Monday, July 04, 2005
If they were to give a Times Car Company of the Year Award, that is an award to the car company that has been in the media spotlight the most this year, GM would be the hands down winner. The latest GM front page splash? Employee Discounts and the wild success they have been.
Truck sales have seen a 75 percent rise, but car sales only 3 percent. I'm firmly of the opinion that this new sales move is akin to the initial stages of heroin addiction and the medicinal benefit that might bring. Not good. Car sales not going up dramatically means that no matter how cheap they are, people will not buy GM cars. The good news is that GM trucks are of a good enough quality that even in times of high gas prices, people want them if they can get them for a bargain price. The worst news is that gas prices are increasing steadily with no end in sight. Some prominent oil analysts predict 100 dollars a barrel. Uh-oh!
Other companies are planning on jumping on the sales drug addiction. This is important because it will increase sales, but it will tell the industry which products are strong sellers and which are not. Weaknesses in lineups will be magnified. Whatever is a quality product will sell well, whatever is ugly will not.

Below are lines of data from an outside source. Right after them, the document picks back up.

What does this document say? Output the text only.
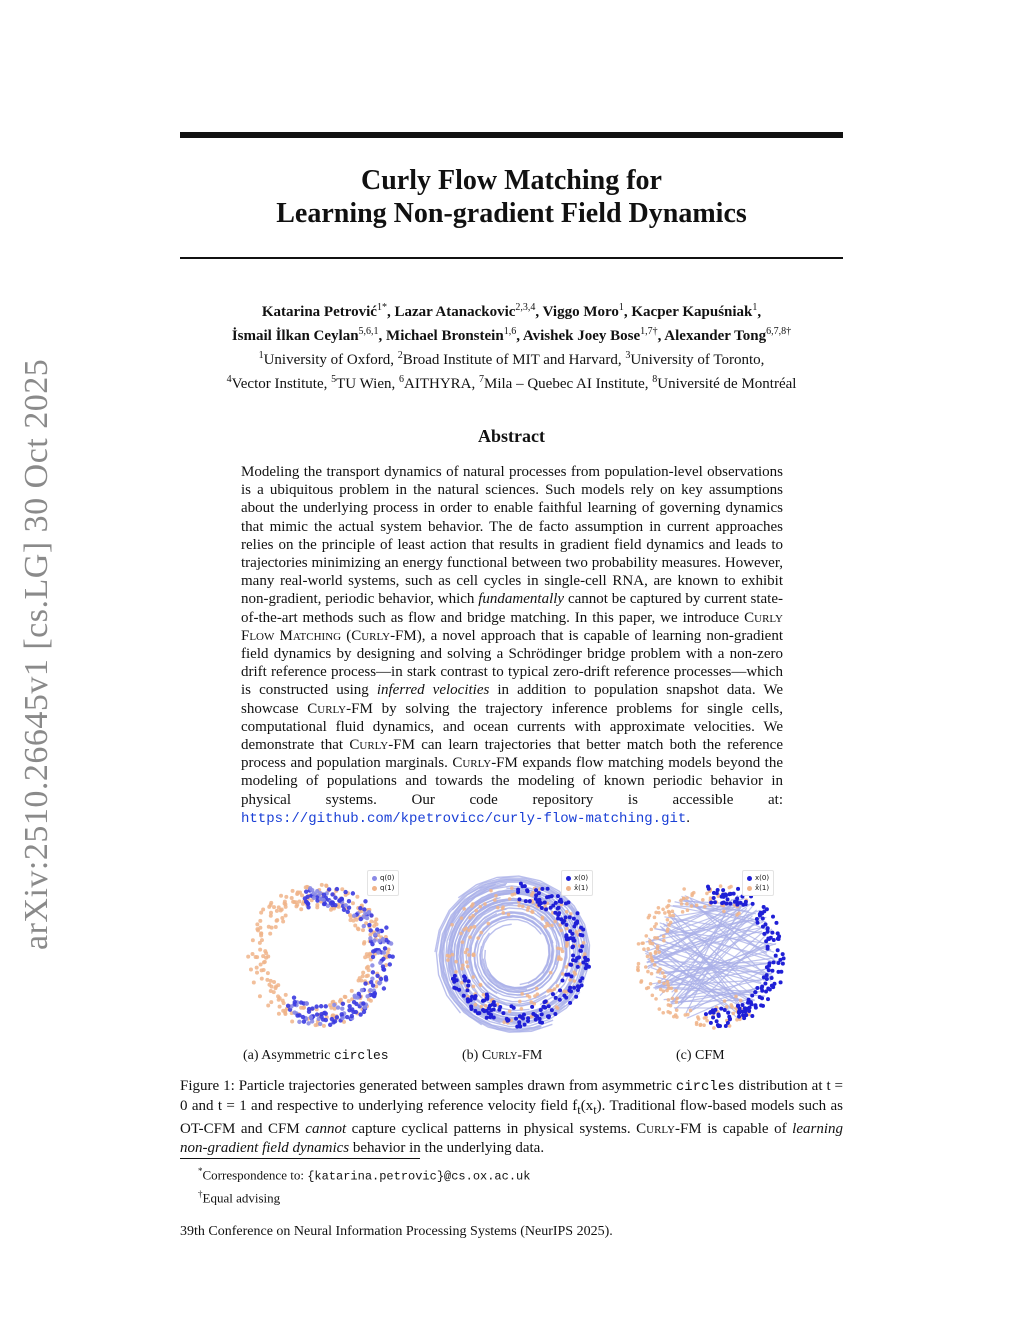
arXiv:2510.26645v1 [cs.LG] 30 Oct 2025
Curly Flow Matching for
Learning Non-gradient Field Dynamics
Katarina Petrović$^{1*}$, Lazar Atanackovic$^{2,3,4}$, Viggo Moro$^1$, Kacper Kapuśniak$^1$,
İsmail İlkan Ceylan$^{5,6,1}$, Michael Bronstein$^{1,6}$, Avishek Joey Bose$^{1,7\dagger}$, Alexander Tong$^{6,7,8\dagger}$
$^1$University of Oxford, $^2$Broad Institute of MIT and Harvard, $^3$University of Toronto,
$^4$Vector Institute, $^5$TU Wien, $^6$AITHYRA, $^7$Mila – Quebec AI Institute, $^8$Université de Montréal
Abstract
Modeling the transport dynamics of natural processes from population-level observations is a ubiquitous problem in the natural sciences. Such models rely on key assumptions about the underlying process in order to enable faithful learning of governing dynamics that mimic the actual system behavior. The de facto assumption in current approaches relies on the principle of least action that results in gradient field dynamics and leads to trajectories minimizing an energy functional between two probability measures. However, many real-world systems, such as cell cycles in single-cell RNA, are known to exhibit non-gradient, periodic behavior, which fundamentally cannot be captured by current state-of-the-art methods such as flow and bridge matching. In this paper, we introduce Curly Flow Matching (Curly-FM), a novel approach that is capable of learning non-gradient field dynamics by designing and solving a Schrödinger bridge problem with a non-zero drift reference process—in stark contrast to typical zero-drift reference processes—which is constructed using inferred velocities in addition to population snapshot data. We showcase Curly-FM by solving the trajectory inference problems for single cells, computational fluid dynamics, and ocean currents with approximate velocities. We demonstrate that Curly-FM can learn trajectories that better match both the reference process and population marginals. Curly-FM expands flow matching models beyond the modeling of populations and towards the modeling of known periodic behavior in physical systems. Our code repository is accessible at: https://github.com/kpetrovicc/curly-flow-matching.git.
q(0)
q(1)
(a) Asymmetric circles
x(0)
x̂(1)
(b) Curly-FM
x(0)
x̂(1)
(c) CFM
Figure 1: Particle trajectories generated between samples drawn from asymmetric circles distribution at t = 0 and t = 1 and respective to underlying reference velocity field $f_t(x_t)$. Traditional flow-based models such as OT-CFM and CFM cannot capture cyclical patterns in physical systems. Curly-FM is capable of learning non-gradient field dynamics behavior in the underlying data.
*Correspondence to: {katarina.petrovic}@cs.ox.ac.uk
†Equal advising
39th Conference on Neural Information Processing Systems (NeurIPS 2025).
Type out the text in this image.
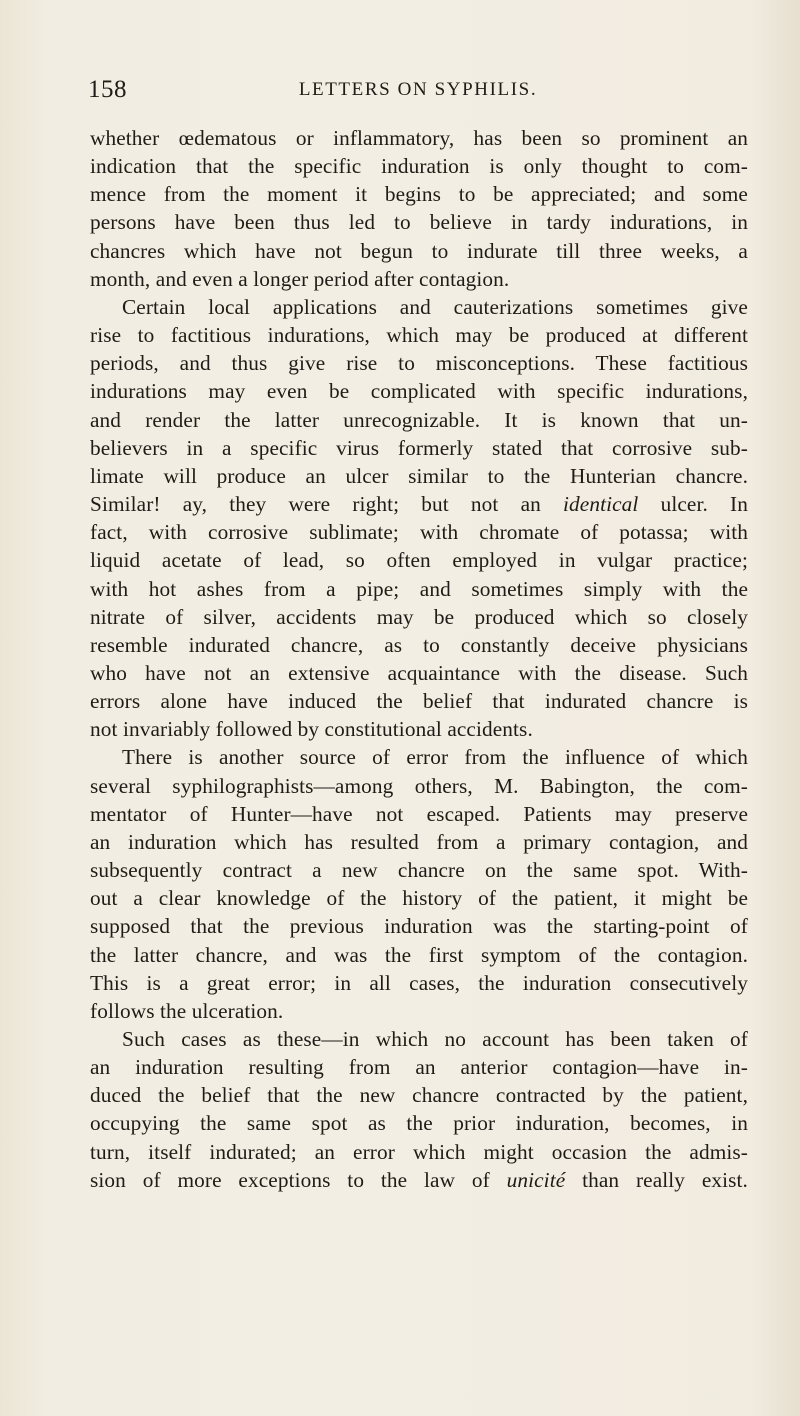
158	LETTERS ON SYPHILIS.

whether œdematous or inflammatory, has been so prominent an
indication that the specific induration is only thought to com-
mence from the moment it begins to be appreciated; and some
persons have been thus led to believe in tardy indurations, in
chancres which have not begun to indurate till three weeks, a
month, and even a longer period after contagion.

Certain local applications and cauterizations sometimes give
rise to factitious indurations, which may be produced at different
periods, and thus give rise to misconceptions. These factitious
indurations may even be complicated with specific indurations,
and render the latter unrecognizable. It is known that un-
believers in a specific virus formerly stated that corrosive sub-
limate will produce an ulcer similar to the Hunterian chancre.
Similar! ay, they were right; but not an identical ulcer. In
fact, with corrosive sublimate; with chromate of potassa; with
liquid acetate of lead, so often employed in vulgar practice;
with hot ashes from a pipe; and sometimes simply with the
nitrate of silver, accidents may be produced which so closely
resemble indurated chancre, as to constantly deceive physicians
who have not an extensive acquaintance with the disease. Such
errors alone have induced the belief that indurated chancre is
not invariably followed by constitutional accidents.

There is another source of error from the influence of which
several syphilographists—among others, M. Babington, the com-
mentator of Hunter—have not escaped. Patients may preserve
an induration which has resulted from a primary contagion, and
subsequently contract a new chancre on the same spot. With-
out a clear knowledge of the history of the patient, it might be
supposed that the previous induration was the starting-point of
the latter chancre, and was the first symptom of the contagion.
This is a great error; in all cases, the induration consecutively
follows the ulceration.

Such cases as these—in which no account has been taken of
an induration resulting from an anterior contagion—have in-
duced the belief that the new chancre contracted by the patient,
occupying the same spot as the prior induration, becomes, in
turn, itself indurated; an error which might occasion the admis-
sion of more exceptions to the law of unicité than really exist.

It is a time of desperation for the auto industry. This sales strategy is a desperate strategy, but it is also a valuable lesson. No matter how cheap you sell it for, if it's ugly and not made well, it won't sell. People will spend more for what they perceive is aesthetically pleasing and what they believe is high quality. This rule could pertain to a lot of products, but for something that is so important to its owner as an automobile, it is crucial to learn.